The fact that it isn't drain off in all cases isn't a surprise.

As suggested It allows the system engineer a means of draining the whole system down externally in one go and not farf about at a radiator for an age. It also allows for lower section of pipework to be drained in any repairs were required there. Is it the end of the world if they aren't there - probably not - there are other ways to drain the system down but there wouldn't then be a way to completely drain the lower system and if repairs were needed then the only option may be draining the pipework into the founds.
 
Is it the end of the world if they aren't there - probably not - there are other ways to drain the system down but there wouldn't then be a way to completely drain the lower system and if repairs were needed then the only option may be draining the pipework into the founds.
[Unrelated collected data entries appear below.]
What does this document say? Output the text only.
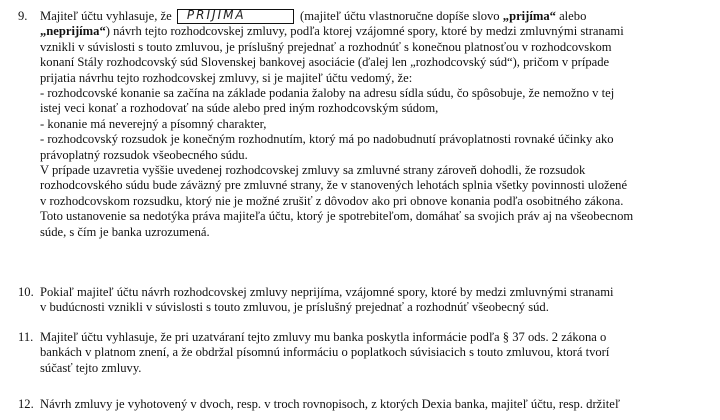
9. Majiteľ účtu vyhlasuje, že PRIJIMA	(majiteľ účtu vlastnoručne dopíše slovo „prijíma“ alebo
„neprijíma“) návrh tejto rozhodcovskej zmluvy, podľa ktorej vzájomné spory, ktoré by medzi zmluvnými stranami
vznikli v súvislosti s touto zmluvou, je príslušný prejednať a rozhodnúť s konečnou platnosťou v rozhodcovskom
konaní Stály rozhodcovský súd Slovenskej bankovej asociácie (ďalej len „rozhodcovský súd“), pričom v prípade
prijatia návrhu tejto rozhodcovskej zmluvy, si je majiteľ účtu vedomý, že:
- rozhodcovské konanie sa začína na základe podania žaloby na adresu sídla súdu, čo spôsobuje, že nemožno v tej
istej veci konať a rozhodovať na súde alebo pred iným rozhodcovským súdom,
- konanie má neverejný a písomný charakter,
- rozhodcovský rozsudok je konečným rozhodnutím, ktorý má po nadobudnutí právoplatnosti rovnaké účinky ako
právoplatný rozsudok všeobecného súdu.
V prípade uzavretia vyššie uvedenej rozhodcovskej zmluvy sa zmluvné strany zároveň dohodli, že rozsudok
rozhodcovského súdu bude záväzný pre zmluvné strany, že v stanovených lehotách splnia všetky povinnosti uložené
v rozhodcovskom rozsudku, ktorý nie je možné zrušiť z dôvodov ako pri obnove konania podľa osobitného zákona.
Toto ustanovenie sa nedotýka práva majiteľa účtu, ktorý je spotrebiteľom, domáhať sa svojich práv aj na všeobecnom
súde, s čím je banka uzrozumená.
10. Pokiaľ majiteľ účtu návrh rozhodcovskej zmluvy neprijíma, vzájomné spory, ktoré by medzi zmluvnými stranami
v budúcnosti vznikli v súvislosti s touto zmluvou, je príslušný prejednať a rozhodnúť všeobecný súd.
11. Majiteľ účtu vyhlasuje, že pri uzatváraní tejto zmluvy mu banka poskytla informácie podľa § 37 ods. 2 zákona o
bankách v platnom znení, a že obdržal písomnú informáciu o poplatkoch súvisiacich s touto zmluvou, ktorá tvorí
súčasť tejto zmluvy.
12. Návrh zmluvy je vyhotovený v dvoch, resp. v troch rovnopisoch, z ktorých Dexia banka, majiteľ účtu, resp. držiteľ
In this case they have only fitted one drain, not two as a previous poster pointed out. So if the intention was to fully drain the system they've only done half a job.

Draining the system into the subfloor, if it was necessary you'd surely drain as much as possible first off the rads then all you'd have left is the bit of water in the lowest level pipework which you'd put a bucket under surely?


I can kind of understand why this was done in the past but it's not done in modern builds/modern systems is it?

And putting this drain under a door frame, exactly where a person might want a step is just a lack of thought.

I can possibly relocate the drain to the left of where I want the step, but I'd have to drain the whole system to do it.
 
In this case they have only fitted one drain, not two as a previous poster pointed out. So if the intention was to fully drain the system they've only done half a job.

It's 9/10ths of a job, when compared to going round draining radiators individually, then dumping what cannot be got out, under the floor.

Draining the system into the subfloor, if it was necessary you'd surely drain as much as possible first off the rads then all you'd have left is the bit of water in the lowest level pipework which you'd put a bucket under surely?
I can kind of understand why this was done in the past but it's not done in modern builds/modern systems is it?

It is just as valuable an asset now, as then..

I can possibly relocate the drain to the left of where I want the step, but I'd have to drain the whole system to do it.

No need to drain - Freeze the pipe, cut, and add an inline valve. You can then add your hole through the wall, and the last bit of pipe at you leisure.